Özlem Başyurt

Personal information
- Date of birth: September 20, 1971 (age 54)
- Place of birth: Giresun, Turkey

Senior career*
- Years: Team / Apps / (Gls)
- 1994–1995: Osmanlıspor
- 1995–1996: Gürtaşspor

International career
- 1996: Turkey / 1 / (0)

= Özlem Başyurt =

Turkish footballer (born 1971)

Özlem Başyurt (born September 20, 1971) is a Turkish former women's footballer. She was a member of the Turkey women's national football team. She played briefly basketball and serves as a basketball coach.
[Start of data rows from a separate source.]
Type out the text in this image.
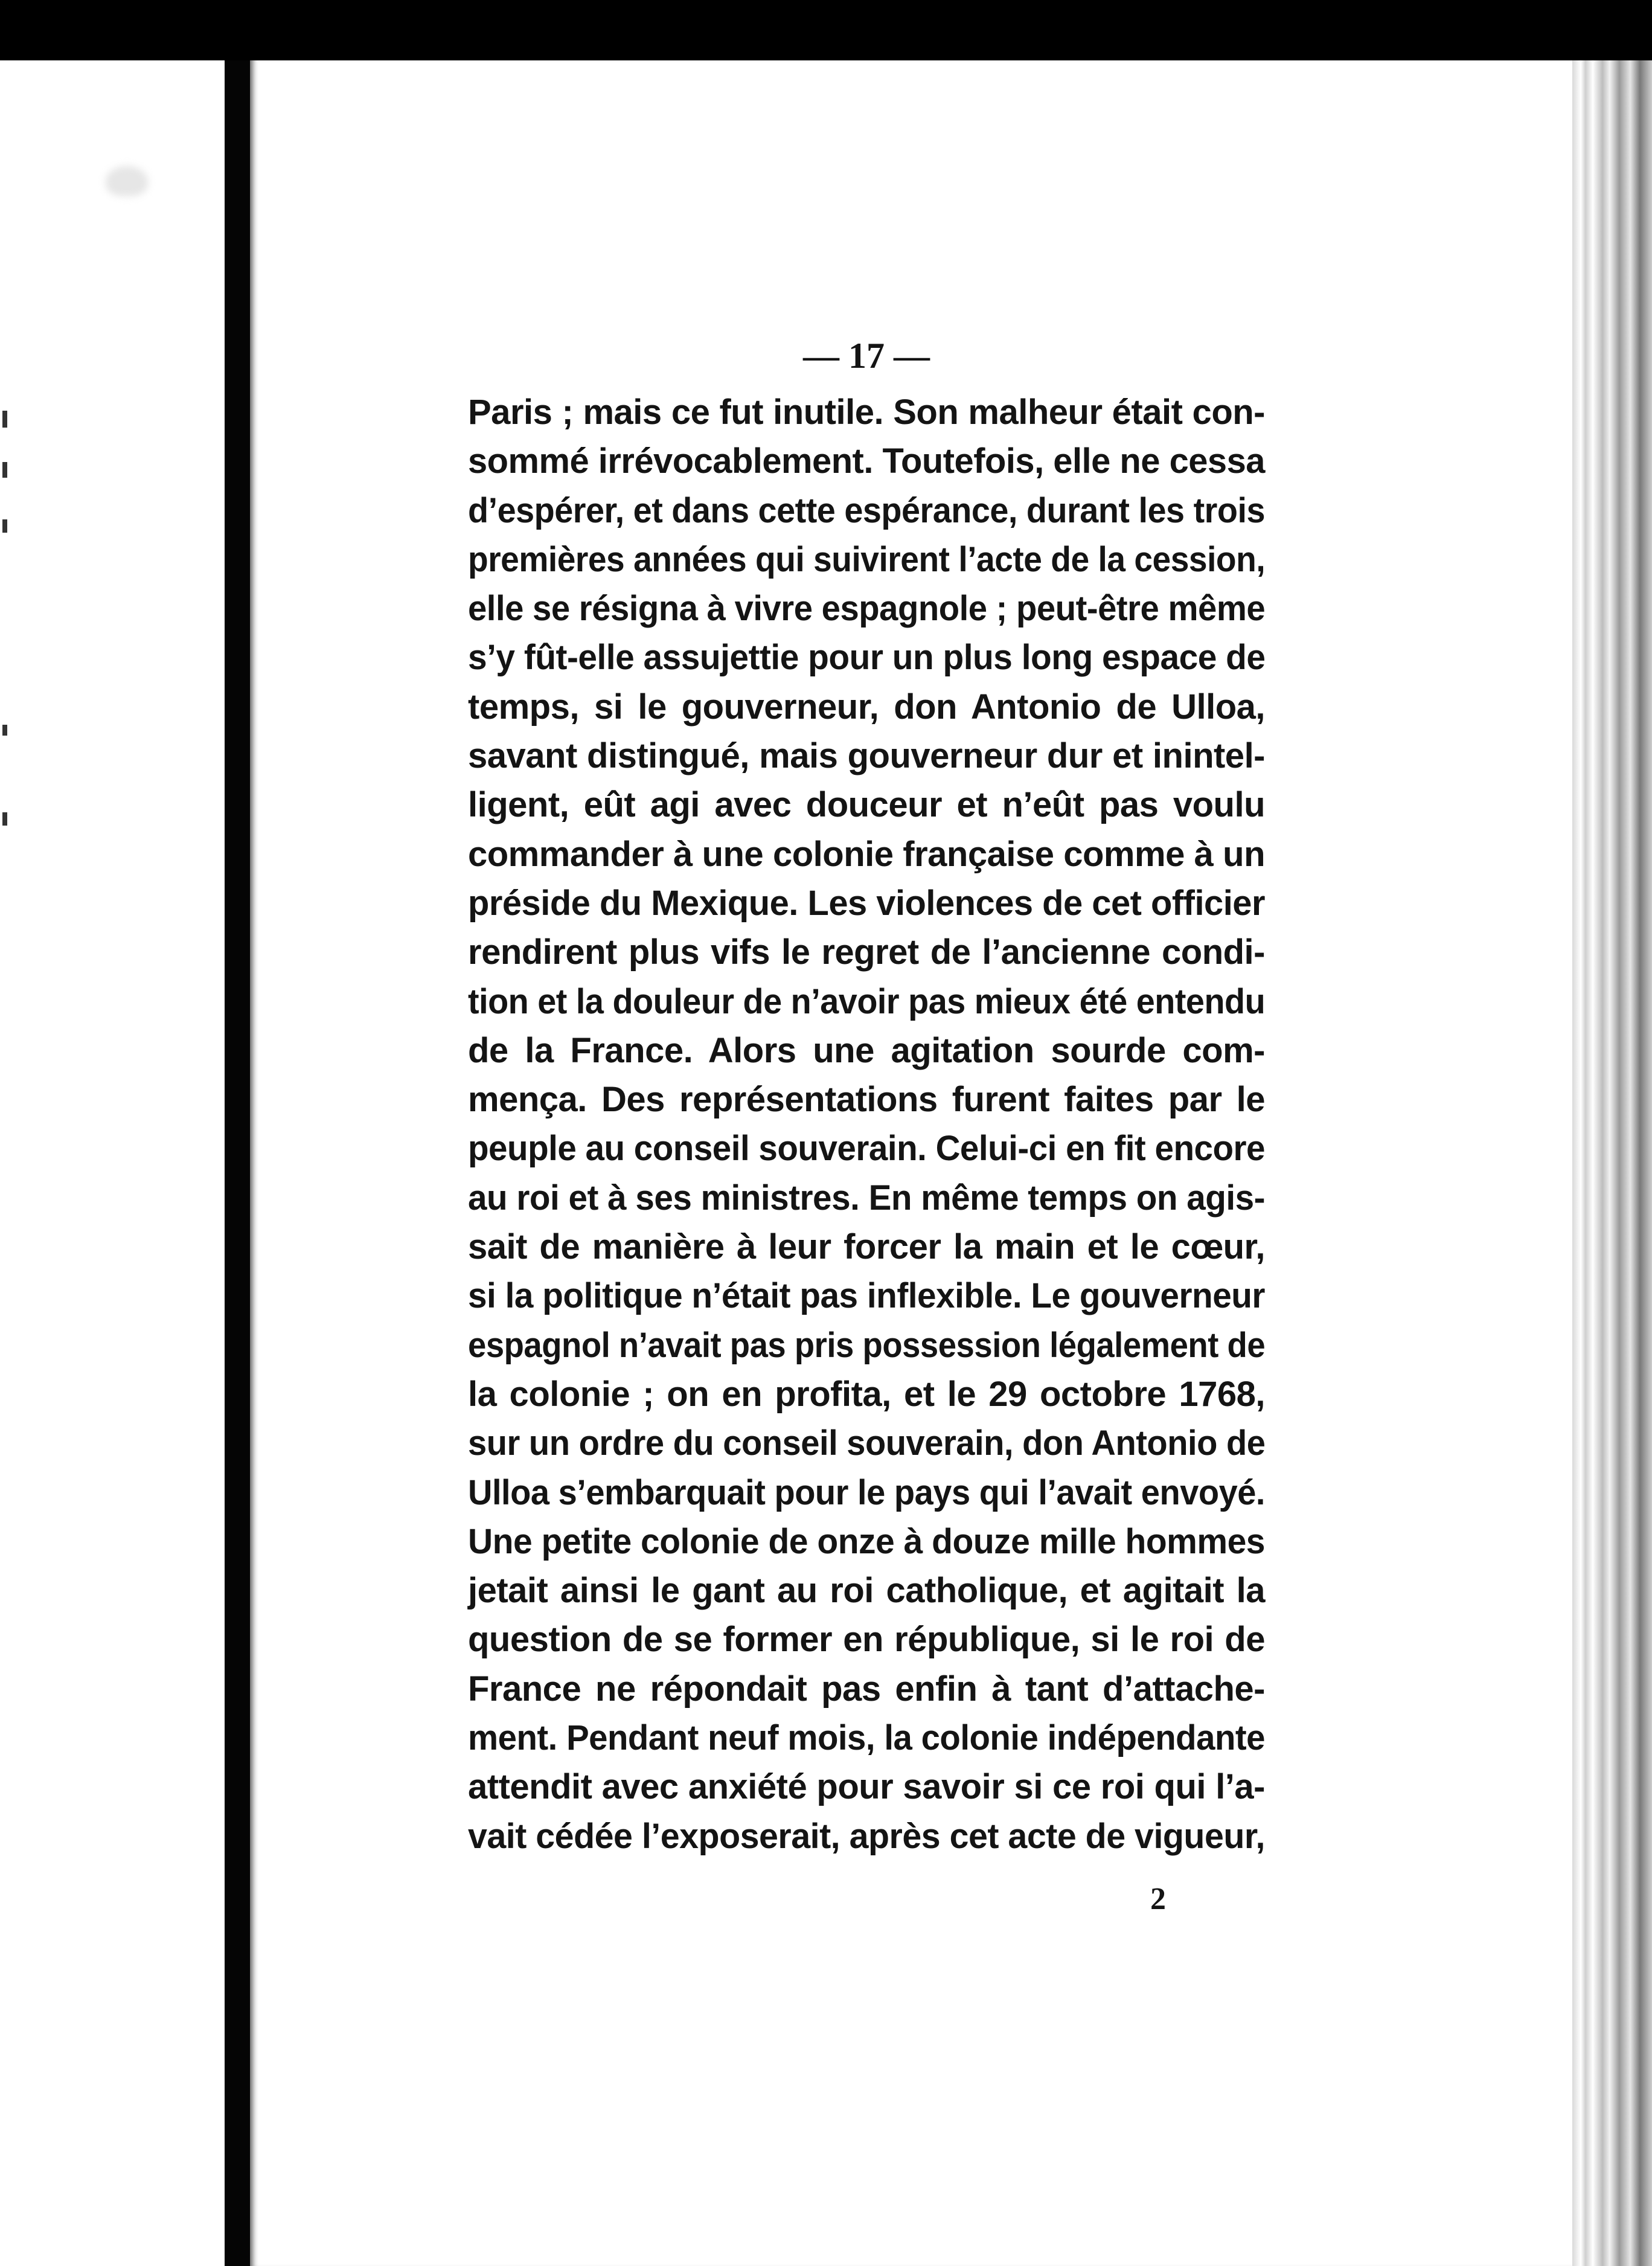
— 17 —
Paris ; mais ce fut inutile. Son malheur était con-
sommé irrévocablement. Toutefois, elle ne cessa
d’espérer, et dans cette espérance, durant les trois
premières années qui suivirent l’acte de la cession,
elle se résigna à vivre espagnole ; peut-être même
s’y fût-elle assujettie pour un plus long espace de
temps, si le gouverneur, don Antonio de Ulloa,
savant distingué, mais gouverneur dur et inintel-
ligent, eût agi avec douceur et n’eût pas voulu
commander à une colonie française comme à un
préside du Mexique. Les violences de cet officier
rendirent plus vifs le regret de l’ancienne condi-
tion et la douleur de n’avoir pas mieux été entendu
de la France. Alors une agitation sourde com-
mença. Des représentations furent faites par le
peuple au conseil souverain. Celui-ci en fit encore
au roi et à ses ministres. En même temps on agis-
sait de manière à leur forcer la main et le cœur,
si la politique n’était pas inflexible. Le gouverneur
espagnol n’avait pas pris possession légalement de
la colonie ; on en profita, et le 29 octobre 1768,
sur un ordre du conseil souverain, don Antonio de
Ulloa s’embarquait pour le pays qui l’avait envoyé.
Une petite colonie de onze à douze mille hommes
jetait ainsi le gant au roi catholique, et agitait la
question de se former en république, si le roi de
France ne répondait pas enfin à tant d’attache-
ment. Pendant neuf mois, la colonie indépendante
attendit avec anxiété pour savoir si ce roi qui l’a-
vait cédée l’exposerait, après cet acte de vigueur,
2
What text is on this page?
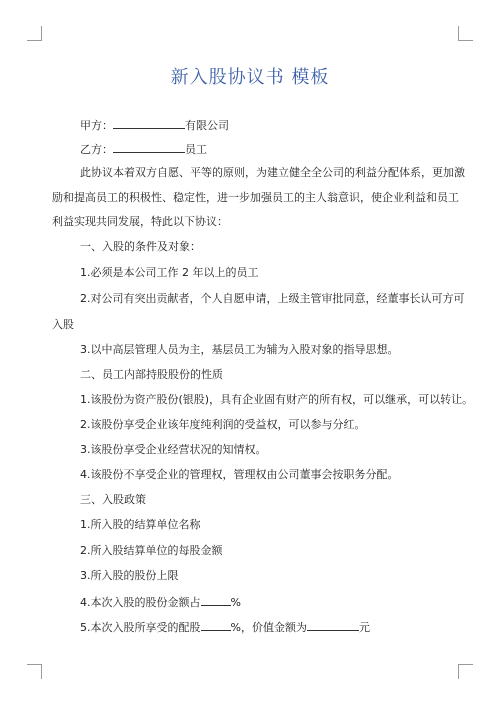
新入股协议书 模板
甲方：	有限公司
乙方：	员工
此协议本着双方自愿、平等的原则，为建立健全全公司的利益分配体系，更加激
励和提高员工的积极性、稳定性，进一步加强员工的主人翁意识，使企业利益和员工
利益实现共同发展，特此以下协议：
一、入股的条件及对象：
1.必须是本公司工作 2 年以上的员工
2.对公司有突出贡献者，个人自愿申请，上级主管审批同意，经董事长认可方可
入股
3.以中高层管理人员为主，基层员工为辅为入股对象的指导思想。
二、员工内部持股股份的性质
1.该股份为资产股份(银股)，具有企业固有财产的所有权，可以继承，可以转让。
2.该股份享受企业该年度纯利润的受益权，可以参与分红。
3.该股份享受企业经营状况的知情权。
4.该股份不享受企业的管理权，管理权由公司董事会按职务分配。
三、入股政策
1.所入股的结算单位名称
2.所入股结算单位的每股金额
3.所入股的股份上限
4.本次入股的股份金额占	%
5.本次入股所享受的配股	%，价值金额为	元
She works as a high school teacher of physical education.

==Sports career==

===Football===
She obtained her license for the Ankara-based club Osmanlıspor on March 28, 1994. After playing in the 1994–95 season, she transferred to the newly established Gürtaşspor.

Başyurt was admitted to the Turkey women's national team and played in the UEFA Women's Euro 1997 qualification – Group 8 match against Ukraine on August 24, 1996.

===Basketball===
Başyurt played basketball for Çevre Orman SK in the 2006–07 season. In 2014, she obtained a D-category basketball coach certificate. In the 2016–17 season, she coached the team Sortie in Büyükçekmece, Istanbul, which she is the president of.

==Personal life==
Özlem Başyurt was born in Giresun, northern Turkey on September 20, 1971. She completed the middle school in her hometown. After finishing the Çankaya İMKB Hotel Management and Tourism Vocational High School, she studied Physical Education at Gazi University in Ankara. She works as a teacher of physical education at Tevfik Ercan Anadolu High School in Florya, Bakırköy, Istanbul.